Sunday, November 20, 2011

Language/Society Influence Paradox

(I want to set the scene, so I'll be dramatic.)

When walking home this afternoon between Ballantine and the Chemistry building, I heard a muffle of bird-calls and the flutter of wings. I looked up towards the knotty limbs to see a murder of charcoal crows. I was alone. They outnumbered me, taunted me with "caws". Their presence high above me was ominous and intimidating. In a quick recollection of "The Birds", I imagined them ascending downwards and, out of some evil spite, viciously pecking my eyes out and. I mean, it was a possibility. And then I thought, how clever of Alfred Hitchcock, to market on a so obviously dark and oppressive image, to put to film the morbid symbolism of the looming crow murder.

And suddenly I was struck, though not by the birds, but rather a question of fleeting agency. Why did I think this mass of black birds in a tree was ominous, grim, oppressive? Was this symbolism so "obvious" or inherent? Or rather was it the act of watching the film itself that set conjured this later symbolism? And yes, it is most definitely a question of agency. Did I get to freely decide the negative significance of these crows? Or did Hitchcock decide for me when I watched "The Birds" for years ago?

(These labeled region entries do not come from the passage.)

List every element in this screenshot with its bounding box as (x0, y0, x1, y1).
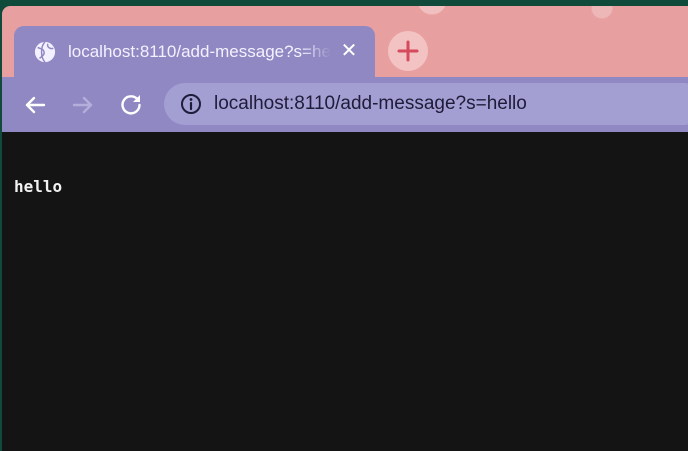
page-content: hello (2, 132, 688, 451)
info-icon[interactable] (180, 93, 202, 115)
tab-title: localhost:8110/add-message?s=hello (68, 42, 332, 61)
forward-button[interactable] (68, 90, 98, 120)
message-text: hello (14, 177, 63, 196)
plus-icon (397, 40, 419, 62)
tab-active[interactable]: localhost:8110/add-message?s=hello ✕ (14, 26, 375, 77)
forward-arrow-icon (72, 96, 93, 114)
browser-window: localhost:8110/add-message?s=hello ✕ loc… (2, 6, 688, 451)
toolbar: localhost:8110/add-message?s=hello (2, 77, 688, 132)
reload-icon (121, 95, 141, 115)
back-arrow-icon (25, 96, 46, 114)
url-text[interactable]: localhost:8110/add-message?s=hello (214, 92, 527, 116)
tab-strip: localhost:8110/add-message?s=hello ✕ (2, 6, 688, 77)
close-icon[interactable]: ✕ (338, 40, 360, 62)
globe-icon (34, 41, 56, 63)
reload-button[interactable] (116, 90, 146, 120)
new-tab-button[interactable] (388, 31, 428, 71)
address-bar[interactable]: localhost:8110/add-message?s=hello (164, 83, 688, 125)
back-button[interactable] (20, 90, 50, 120)
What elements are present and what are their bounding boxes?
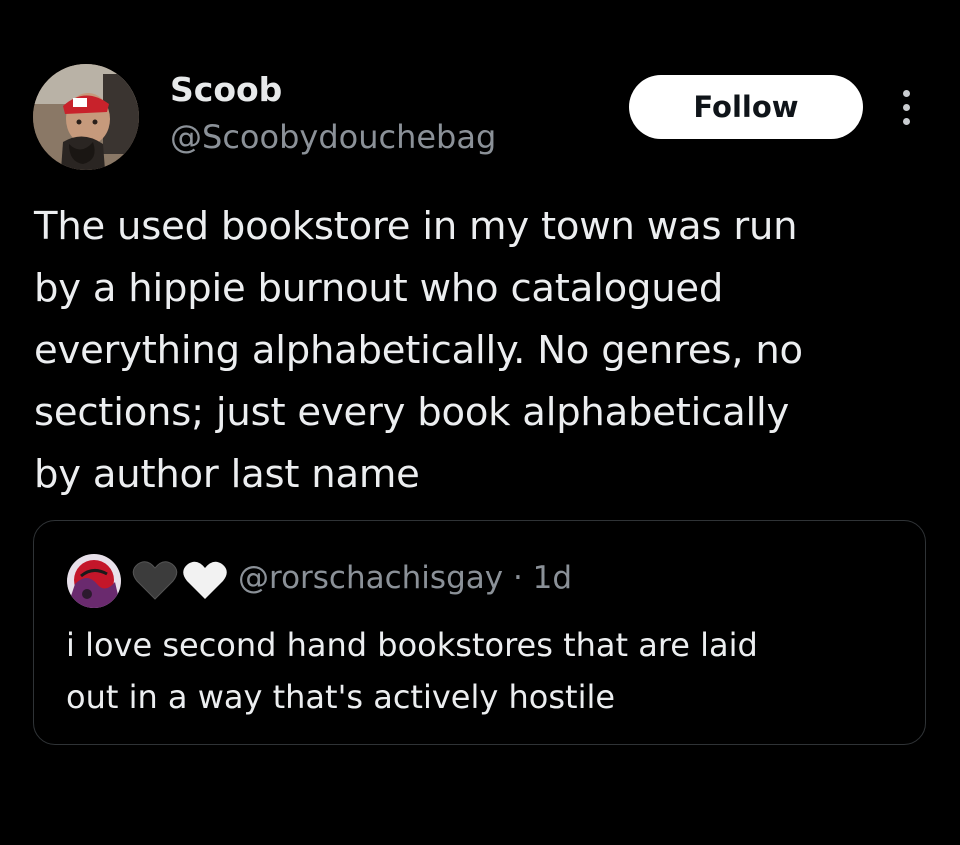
quoted-tweet-meta: @rorschachisgay · 1d	[238, 558, 572, 598]
author-display-name[interactable]: Scoob	[170, 70, 282, 110]
author-handle[interactable]: @Scoobydouchebag	[170, 117, 496, 157]
follow-button[interactable]: Follow	[629, 75, 863, 139]
tweet-text: The used bookstore in my town was run by…	[34, 204, 803, 497]
black-heart-icon	[132, 561, 178, 600]
more-options-icon[interactable]	[888, 84, 924, 130]
quoted-tweet-card[interactable]: @rorschachisgay · 1d i love second hand …	[33, 520, 926, 745]
author-avatar[interactable]	[33, 64, 139, 170]
quoted-author-handle[interactable]: @rorschachisgay	[238, 560, 503, 596]
meta-separator: ·	[512, 560, 523, 596]
quoted-tweet-time[interactable]: 1d	[533, 560, 572, 596]
quoted-author-avatar[interactable]	[67, 554, 121, 608]
white-heart-icon	[183, 561, 227, 599]
quoted-tweet-text: i love second hand bookstores that are l…	[66, 626, 758, 716]
tweet: Scoob @Scoobydouchebag Follow The used b…	[0, 0, 960, 845]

This is also a question of influence. As Bakhtin states in "Discourse in the Novel", language (and this would include film) is a "social phenomenon", and the text of a work like "The Birds" is shaped by certain cultural codes at that historical time. This would mean that Alfred Hitchcock's decisions to make the film, what its themes or symbols will be, etc. are based of off societal modes, as he is a member of society and is of course effected by what's around him. And so "The Birds" as a film, and specifically the ominous symbol of a murder of crows, is not the single and authorial creative idea of Hitchcock (this echoes the Barthes and Foucault ideas of no "Author", but rather a society created work). It is the echo of the cultural codes of the present time and what has come before it (maybe Hitchcock was inspired by a Poe poem or what not). The language and symbolism of "The Birds" was influenced by society.

And then my realization proved to me a paradox. If Hitchcock's symbols incepted in me the idea of some dark avian horror image, then wasn't I influenced by his work, by his language? Put in a larger sense then, is society further influenced by language (by symbols, themes, and stigmas in pre-existing books, films, photos, etc.)? Thus language and symbols are simultaneously influencee and influencer, creating an ongoing chain: society influences language, which influences society, which influences language, and on.

If so than who really has agency? As symbol-usage progresses and grows more complex do we (as members of society) lose agency? Put more simply, if everything already stands for something, then how can we create, make things signify other things outside of the realm of past signification-influences? With this dynamic, the paradox of influence, it would seem that we are in a continuos cycle of symbol-usage, diluting agency and creativity, blending together "influencing" and "being influenced" to the point where nothing is completely "new" (and eventually not even relatively new).